Грозный иронически противопоставляет святого Кирилла Белозерского (основателя Кирилло-Белозерского монастыря) боярам Шереметеву и Воротынскому. Он говорит, что Шереметев вошел со "своим уставом" в монастырь, живущий по уставу Кирилла, и язвительно предлагает монахам: "Да Шереметева устав добр, - держите его, а Кирилов устав не добр, оставь его". Он настойчиво "обыгрывает" эту тему, противопоставляя посмертное почитание умершего в монастыре боярина Воротынского, которому монахи устроили роскошную могилу, почитанию Кирилла Белозерского: "А вы се над Воротыньским церковь есте поставили! Ино над Воротыньским церковь, а над чюдотворцом (Кириллом) нет! Воротыньской в церкви, а чюдотворец за церковию! И на Страшном спасове суди-щи Воротыньской да Шереметев выше станут: потому Воротыньской церковию, а Шереметев законом, что их Кирилова крепче".
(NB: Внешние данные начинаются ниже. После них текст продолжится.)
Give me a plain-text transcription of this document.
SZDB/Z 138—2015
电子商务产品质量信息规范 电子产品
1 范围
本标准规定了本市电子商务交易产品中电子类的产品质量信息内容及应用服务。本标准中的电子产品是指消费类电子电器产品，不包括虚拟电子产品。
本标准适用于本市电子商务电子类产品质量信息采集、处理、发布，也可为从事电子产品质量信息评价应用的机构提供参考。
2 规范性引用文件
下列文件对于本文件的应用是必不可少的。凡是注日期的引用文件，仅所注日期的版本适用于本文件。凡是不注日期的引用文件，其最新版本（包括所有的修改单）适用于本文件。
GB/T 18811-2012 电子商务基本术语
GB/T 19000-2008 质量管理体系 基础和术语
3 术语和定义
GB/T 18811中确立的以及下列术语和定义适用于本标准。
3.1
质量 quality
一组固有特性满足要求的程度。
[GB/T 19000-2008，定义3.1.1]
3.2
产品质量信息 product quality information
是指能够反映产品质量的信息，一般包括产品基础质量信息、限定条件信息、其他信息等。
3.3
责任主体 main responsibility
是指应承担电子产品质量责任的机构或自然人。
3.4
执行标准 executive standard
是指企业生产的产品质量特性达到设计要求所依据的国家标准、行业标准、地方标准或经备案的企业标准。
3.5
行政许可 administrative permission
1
Его письмо в Кирилло-Белозерский монастырь, пересыпанное вначале книжными, церковнославянскими оборотами, постепенно переходит в тон самой непринужденной беседы: беседы страстной, иронической, почти спора, и вместе с тем преисполненной игры, притворства, актерства. Он призывает в свидетели бога, ссылается на живых свидетелей, приводит факты, имена. Его речь нетерпелива. Он сам называет ее "суесловием". Как бы устав от собственного многословия, он прерывает себя: "что ж много насчитати и глаголати", "множае нас сами весте..." и т. д.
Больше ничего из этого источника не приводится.